World faces runaway climate impacts as temperatures rise
At the slow pace countries are cutting emissions, warming is on track to set off runaway impacts that could lead to permanent changes in the Earth's ecosystems, such as the widespread death of coral reefs.
"The more that we accelerate and keep putting greenhouse gasses into the climate now, the more we have a chance of reaching tipping points in the Earth's system," says Lisa Dilling, a professor of environmental studies at the University of Colorado Boulder. "If you start to get to these tipping points, our climate starts to change in ways that are possibly irreversible, possibly self-perpetuating."
At the recent United Nations climate conference in Egypt, countries said they're still committed to keeping average global temperatures from rising by more than than 1.5 degrees Celsius (about 2.8 degrees Fahrenheit) compared to the pre-industrial era of the 1800s. If the world gets hotter than that, scientists say catastrophic impacts are more likely to happen. But it isn't clear how that goal will be achieved. The vast majority of heat-trapping pollution comes from humans using oil, gas and coal, but several countries blocked language about phasing down fossil fuel use from being included in the talks' final agreement.
"We need to rapidly plan out the phase down and phase out of coal, oil and gas, especially in rich, large countries," Manish Bapna, CEO of the Natural Resources Defense Council, said in Egypt.
The problem, according to industry analysts, is that power companies don't see better options than natural gas right now. Batteries are getting a lot of attention, but the heads of big utility companies aren't "entirely confident" that they're ready yet to back up all of the intermittent wind and solar power that's being added to the grid, says Ryan Sweezey, an analyst at Wood Mackenzie, a consulting firm.

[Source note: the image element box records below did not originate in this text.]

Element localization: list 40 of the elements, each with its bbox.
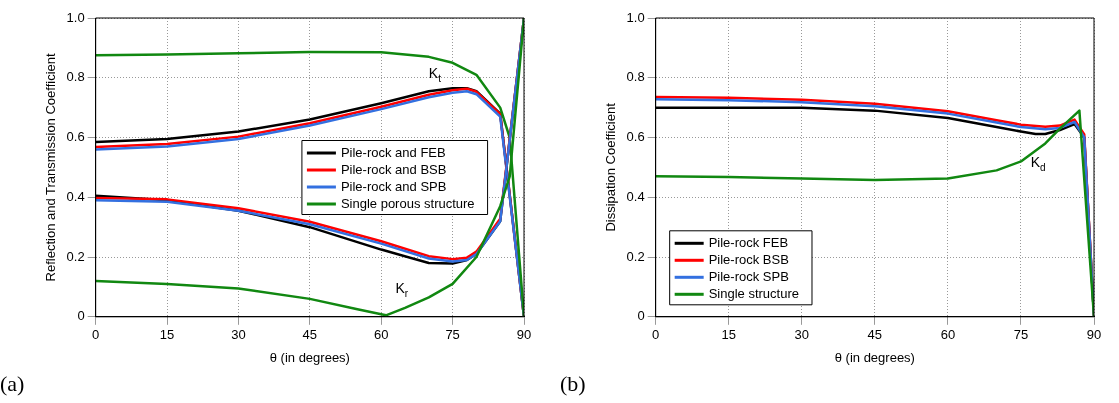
text: (a) <box>0 371 25 397</box>
x-axis-title: θ (in degrees) <box>834 349 915 365</box>
x-tick-label: 15 <box>159 327 175 343</box>
x-tick-label: 75 <box>1013 327 1029 343</box>
y-axis-title: Dissipation Coefficient <box>603 102 619 232</box>
y-tick-label: 0.2 <box>626 248 645 264</box>
x-tick-label: 90 <box>516 327 532 343</box>
y-tick-label: 0.2 <box>66 248 85 264</box>
text: (b) <box>560 371 586 397</box>
y-tick-label: 0.4 <box>66 188 85 204</box>
x-axis-title: θ (in degrees) <box>269 349 350 365</box>
y-tick-label: 0 <box>77 308 85 324</box>
x-tick-label: 60 <box>373 327 389 343</box>
legend-label: Single structure <box>708 285 799 301</box>
x-tick-label: 15 <box>721 327 736 343</box>
x-tick-label: 60 <box>940 327 956 343</box>
y-tick-label: 1.0 <box>626 9 645 25</box>
y-tick-label: 0 <box>637 308 645 324</box>
y-tick-label: 0.8 <box>66 69 85 85</box>
x-tick-label: 0 <box>92 327 100 343</box>
y-tick-label: 0.8 <box>626 69 645 85</box>
y-tick-label: 0.6 <box>626 129 645 145</box>
x-tick-label: 45 <box>867 327 883 343</box>
y-axis-title: Reflection and Transmission Coefficient <box>43 52 59 282</box>
x-tick-label: 30 <box>794 327 810 343</box>
x-tick-label: 45 <box>302 327 318 343</box>
y-tick-label: 0.4 <box>626 188 645 204</box>
x-tick-label: 90 <box>1086 327 1102 343</box>
x-tick-label: 75 <box>445 327 460 343</box>
legend-label: Pile-rock and FEB <box>340 144 446 160</box>
legend-label: Pile-rock and SPB <box>340 178 447 194</box>
legend-label: Pile-rock SPB <box>708 268 789 284</box>
legend-label: Pile-rock and BSB <box>340 161 447 177</box>
x-tick-label: 0 <box>652 327 660 343</box>
legend-label: Single porous structure <box>340 195 475 211</box>
legend-label: Pile-rock FEB <box>708 234 789 250</box>
x-tick-label: 30 <box>231 327 246 343</box>
y-tick-label: 0.6 <box>66 129 85 145</box>
y-tick-label: 1.0 <box>66 9 85 25</box>
legend-label: Pile-rock BSB <box>708 251 789 267</box>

"I don't think [people] quite understand how unprecedented, how monumentally challenging the task is to essentially remake the energy system," Sweezey says. Net zero emissions probably won't happen by 2050, he says, "just given the scale of the challenges involved."
The question is whether the U.S. could move faster. And a lot of experts think the recently-passed Inflation Reduction Act could help to do just that. The law provides billions of dollars of incentives that are expected to make renewable energy even more competitive with fossil fuels. And the war in Ukraine has driven up natural gas prices, changing how some investors are approaching the energy market, says King of the Rhodium Group.
"Developers are taking a second look at natural gas and saying, 'Is this going to be a prudent, long-term investment, given both expected higher gas prices into the future as well as just how inexpensive it is to deploy technologies like wind and solar and batteries?" King says.
But change so far is happening gradually in energy markets, and companies are still making investments that will lead to new emissions.
"I think there's a long tail here," says Bank of America analyst Julien Dumoulin-Smith, "specifically tied to the use of natural gas."